Charles Ede Ltd - A brief history
Charles Ede sold his first antiquity in 1959. Twelve years earlier he had founded The Folio Society. This was (and remains) a publishing business which operated through mail order. Seeking other avenues to use the very large mailing list of the company he created Folio Fine Art, which offered all types of artwork apart from oil paintings but including sculpture, antique maps and fine bindings alongside watercolours, Old Master prints, modern engravings and drawings. Some of the leading London dealers in these areas gained their first experience working for FFA as it was known.
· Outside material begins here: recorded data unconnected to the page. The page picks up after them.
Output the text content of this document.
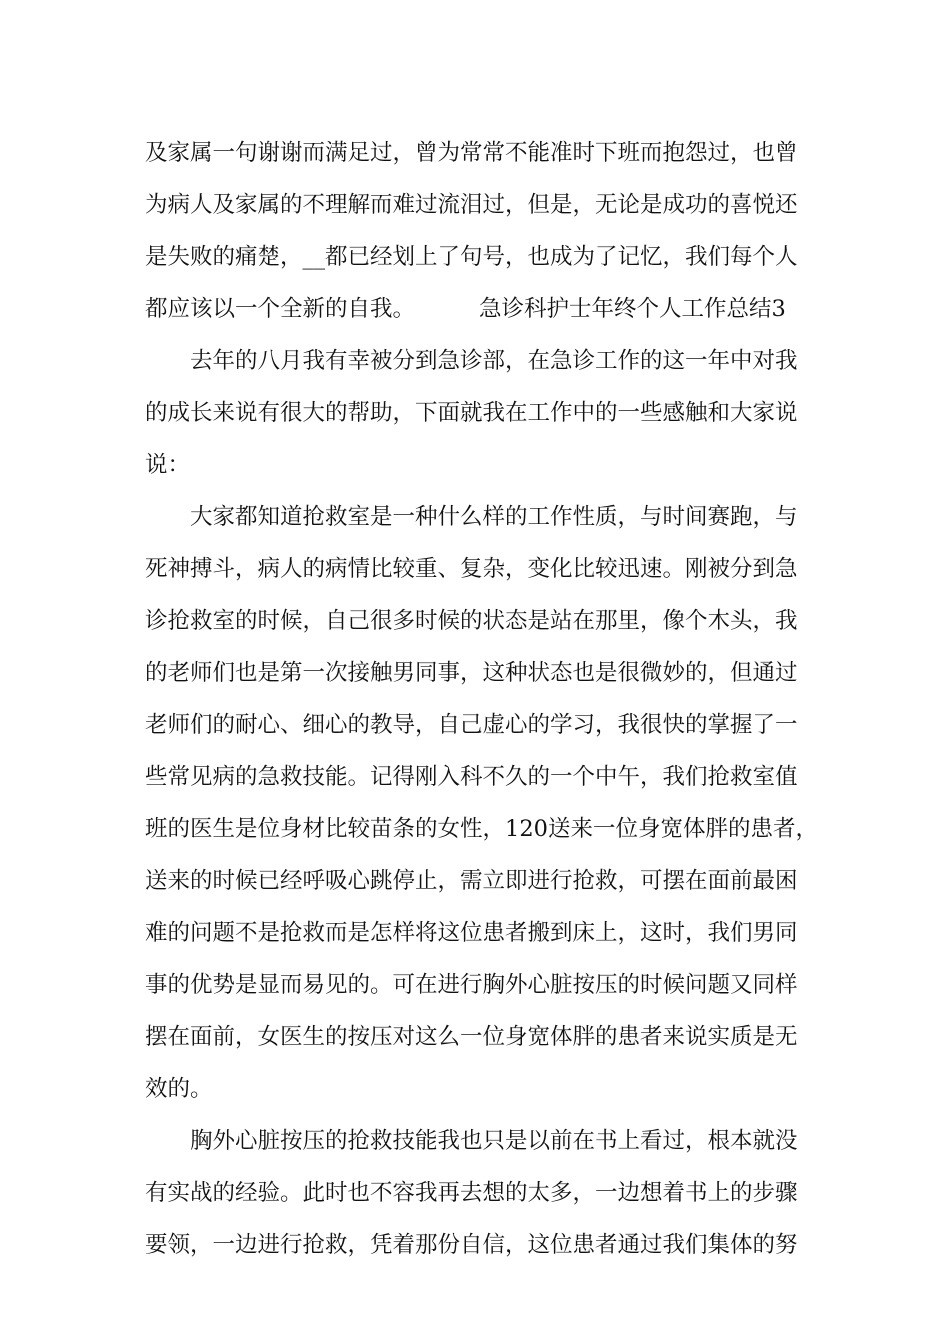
及家属一句谢谢而满足过，曾为常常不能准时下班而抱怨过，也曾
为病人及家属的不理解而难过流泪过，但是，无论是成功的喜悦还
是失败的痛楚，__都已经划上了句号，也成为了记忆，我们每个人
都应该以一个全新的自我。	急诊科护士年终个人工作总结3
去年的八月我有幸被分到急诊部，在急诊工作的这一年中对我
的成长来说有很大的帮助，下面就我在工作中的一些感触和大家说
说：
大家都知道抢救室是一种什么样的工作性质，与时间赛跑，与
死神搏斗，病人的病情比较重、复杂，变化比较迅速。刚被分到急
诊抢救室的时候，自己很多时候的状态是站在那里，像个木头，我
的老师们也是第一次接触男同事，这种状态也是很微妙的，但通过
老师们的耐心、细心的教导，自己虚心的学习，我很快的掌握了一
些常见病的急救技能。记得刚入科不久的一个中午，我们抢救室值
班的医生是位身材比较苗条的女性，120送来一位身宽体胖的患者，
送来的时候已经呼吸心跳停止，需立即进行抢救，可摆在面前最困
难的问题不是抢救而是怎样将这位患者搬到床上，这时，我们男同
事的优势是显而易见的。可在进行胸外心脏按压的时候问题又同样
摆在面前，女医生的按压对这么一位身宽体胖的患者来说实质是无
效的。
胸外心脏按压的抢救技能我也只是以前在书上看过，根本就没
有实战的经验。此时也不容我再去想的太多，一边想着书上的步骤
要领，一边进行抢救，凭着那份自信，这位患者通过我们集体的努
In the summer of 1959 he was trawling through the print dealers in Cecil Court when his eye was drawn to a Roman Red-Gloss Ware bowl marked at 3gns. Assuming it was a reproduction from the price, he was amazed when the shop owner indignantly informed him that it was original. Thus started a love affair with the art and artefacts of the ancient world. So involved did he become with antiquities that he sold Folio in 1971 and set up as a full-time dealer at 37 Brook Street under his own name. His formula was carried over from Folio: initially he produced ten small-format catalogues per year for sale by mail order. Although the gallery was open full time, the catalogue business formed by far the lion's share of the turnover.
In 1975 he was approached by Dent's, the publishers, who commissioned him to write a book. Collecting Antiquities - An Introductory Guide appeared in 1976 and was reprinted twice. Sadly the litho film would not withstand a third reprint and so it remains the only book which covers the whole subject in relation to classical and pre-classical antiquities from the Mediterranean civilizations.
His son James joined him in 1977 and in 1986 was appointed Managing Director. In 1990, following a mammoth battle against redevelopment of the site (which was won, although the victory was Pyrrhic as the business still had to move) we relocated to No. 20 Brook Street. Charles Ede died in 2002, having continued to work until three weeks before his death, and the company has always tried to remain true to his principles of offering provenanced, fully-researched material. Over the years more than 300 catalogues have been published. Although they now appear with less frequency, are in full colour (a change Charles resisted vigorously!) and are in a large format, the gallery has continued to strive to maintain a high level of scholarship. In this we are enormously helped by many academic friends.
The move to Three Kings' Yard in October 2014 has opened a new phase. We look forward to welcoming you there, or to the art fairs which we attend; TEFAF Maastricht in March, Masterpiece London in June, and TEFAF New York in October.